As told by Delphine, the author

Art of Gaman

The adage “You can’t judge a book by its cover [jacket]” is only partly true. It’s not for lack of trying. The look of a book cover jacket is an important aspect of market positioning. It is what first catches the attention of retail buyers at major book fairs, reviewers and readers. It can persuade bookstores to display your book more prominently or, at least, give it more than “spine-out” (where only the spine title is visible) shelf space. It can also give readers a sense of the genre, subject and tone of the content. And, for the sake of truth in advertising, it shouldn’t over promise or under promise what the reader will find inside.

In the case of my book, “The Art of Gaman,” published by Ten Speed Press in 2005, coming up with the book title and cover jacket design proved as hard as developing the content for the book.

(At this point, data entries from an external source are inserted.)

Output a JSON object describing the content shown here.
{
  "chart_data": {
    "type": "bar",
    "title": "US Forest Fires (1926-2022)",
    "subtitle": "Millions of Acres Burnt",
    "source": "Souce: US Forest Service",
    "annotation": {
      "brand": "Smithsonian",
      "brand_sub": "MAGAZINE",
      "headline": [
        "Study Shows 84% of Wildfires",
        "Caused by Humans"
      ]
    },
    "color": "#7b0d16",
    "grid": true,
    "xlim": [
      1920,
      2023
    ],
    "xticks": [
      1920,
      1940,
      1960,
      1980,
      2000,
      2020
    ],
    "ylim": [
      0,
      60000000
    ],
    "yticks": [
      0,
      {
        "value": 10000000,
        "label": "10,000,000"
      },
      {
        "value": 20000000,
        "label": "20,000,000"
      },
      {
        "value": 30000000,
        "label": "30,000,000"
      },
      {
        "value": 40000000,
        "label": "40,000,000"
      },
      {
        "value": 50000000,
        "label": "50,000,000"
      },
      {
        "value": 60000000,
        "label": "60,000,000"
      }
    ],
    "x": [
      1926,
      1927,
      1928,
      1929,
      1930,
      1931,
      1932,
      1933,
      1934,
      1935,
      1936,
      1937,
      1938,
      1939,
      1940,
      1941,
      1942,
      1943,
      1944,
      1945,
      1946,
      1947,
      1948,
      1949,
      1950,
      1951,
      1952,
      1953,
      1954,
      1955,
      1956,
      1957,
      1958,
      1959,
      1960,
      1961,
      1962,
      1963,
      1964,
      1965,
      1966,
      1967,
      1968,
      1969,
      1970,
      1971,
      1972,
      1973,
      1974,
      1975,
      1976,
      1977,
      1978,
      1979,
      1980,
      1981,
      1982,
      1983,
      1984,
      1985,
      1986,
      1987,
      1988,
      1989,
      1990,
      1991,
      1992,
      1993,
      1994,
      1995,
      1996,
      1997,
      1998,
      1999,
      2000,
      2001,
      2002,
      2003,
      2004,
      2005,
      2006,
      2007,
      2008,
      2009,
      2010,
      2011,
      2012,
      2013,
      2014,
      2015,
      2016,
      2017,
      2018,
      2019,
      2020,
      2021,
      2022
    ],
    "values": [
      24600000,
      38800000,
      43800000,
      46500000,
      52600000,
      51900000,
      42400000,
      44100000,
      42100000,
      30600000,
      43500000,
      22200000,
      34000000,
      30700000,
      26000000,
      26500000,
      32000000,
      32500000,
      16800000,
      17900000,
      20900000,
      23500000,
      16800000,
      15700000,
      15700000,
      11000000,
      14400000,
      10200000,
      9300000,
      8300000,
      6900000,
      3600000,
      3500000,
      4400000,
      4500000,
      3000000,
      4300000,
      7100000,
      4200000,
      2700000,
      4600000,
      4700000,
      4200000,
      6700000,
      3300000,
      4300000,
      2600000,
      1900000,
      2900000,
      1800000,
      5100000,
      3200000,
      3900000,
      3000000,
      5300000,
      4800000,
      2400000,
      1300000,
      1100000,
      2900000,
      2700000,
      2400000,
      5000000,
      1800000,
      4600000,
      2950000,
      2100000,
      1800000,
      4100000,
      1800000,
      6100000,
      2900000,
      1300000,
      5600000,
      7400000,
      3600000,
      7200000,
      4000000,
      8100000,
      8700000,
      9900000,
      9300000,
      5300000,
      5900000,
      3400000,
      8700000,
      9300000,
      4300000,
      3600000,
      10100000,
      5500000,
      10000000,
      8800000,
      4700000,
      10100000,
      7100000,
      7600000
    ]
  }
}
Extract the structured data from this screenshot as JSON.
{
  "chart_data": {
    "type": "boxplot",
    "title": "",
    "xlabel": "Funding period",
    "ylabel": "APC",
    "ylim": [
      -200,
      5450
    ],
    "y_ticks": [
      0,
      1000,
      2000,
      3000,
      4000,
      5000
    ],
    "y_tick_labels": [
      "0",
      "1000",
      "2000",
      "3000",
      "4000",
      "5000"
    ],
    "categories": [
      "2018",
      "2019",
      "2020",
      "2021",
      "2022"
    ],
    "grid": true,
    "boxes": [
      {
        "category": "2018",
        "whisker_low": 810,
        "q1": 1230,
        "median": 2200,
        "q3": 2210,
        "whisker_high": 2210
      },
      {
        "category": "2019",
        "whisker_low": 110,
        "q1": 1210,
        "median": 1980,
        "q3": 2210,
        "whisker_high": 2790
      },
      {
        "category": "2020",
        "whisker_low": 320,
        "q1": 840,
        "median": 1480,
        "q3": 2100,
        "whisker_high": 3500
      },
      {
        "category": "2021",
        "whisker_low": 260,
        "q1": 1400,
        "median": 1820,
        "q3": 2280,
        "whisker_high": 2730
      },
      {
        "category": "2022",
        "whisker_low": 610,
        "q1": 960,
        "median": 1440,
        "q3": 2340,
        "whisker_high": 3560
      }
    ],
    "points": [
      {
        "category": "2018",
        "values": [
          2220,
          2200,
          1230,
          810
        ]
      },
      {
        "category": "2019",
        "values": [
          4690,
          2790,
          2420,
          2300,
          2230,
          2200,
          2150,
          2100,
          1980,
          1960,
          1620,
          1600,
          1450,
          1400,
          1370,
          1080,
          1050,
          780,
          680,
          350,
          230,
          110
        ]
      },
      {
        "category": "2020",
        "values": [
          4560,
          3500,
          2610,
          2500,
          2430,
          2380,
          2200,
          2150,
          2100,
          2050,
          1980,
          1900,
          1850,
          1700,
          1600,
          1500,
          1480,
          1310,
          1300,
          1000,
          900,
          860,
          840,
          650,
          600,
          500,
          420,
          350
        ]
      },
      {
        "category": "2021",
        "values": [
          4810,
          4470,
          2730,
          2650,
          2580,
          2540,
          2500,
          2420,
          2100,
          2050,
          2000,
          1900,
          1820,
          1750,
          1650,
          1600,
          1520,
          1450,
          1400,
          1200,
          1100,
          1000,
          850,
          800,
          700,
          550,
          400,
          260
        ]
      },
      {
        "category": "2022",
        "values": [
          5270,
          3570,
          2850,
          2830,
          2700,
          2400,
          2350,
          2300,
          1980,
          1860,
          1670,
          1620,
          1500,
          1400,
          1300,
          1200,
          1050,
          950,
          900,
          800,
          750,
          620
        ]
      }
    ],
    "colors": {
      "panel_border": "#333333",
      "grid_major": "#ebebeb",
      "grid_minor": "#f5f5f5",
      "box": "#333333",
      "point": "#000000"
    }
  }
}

The subject of “Art of Gaman” was fairly straightforward. It featured arts and crafts made by the 120,000 Japanese Americans who were forcibly removed from the West Coast after Pearl Harbor and imprisoned in internment camps for the duration of World War II. Since they were only given a week to settle their affairs and only allowed to take what they could carry, the objects they made in camp were largely fashioned from scrap and found materials. Tossed and forgotten in storage sheds and attics, most of the objects had never been shown in public until I started asking friends and family who had been in camp what they had saved.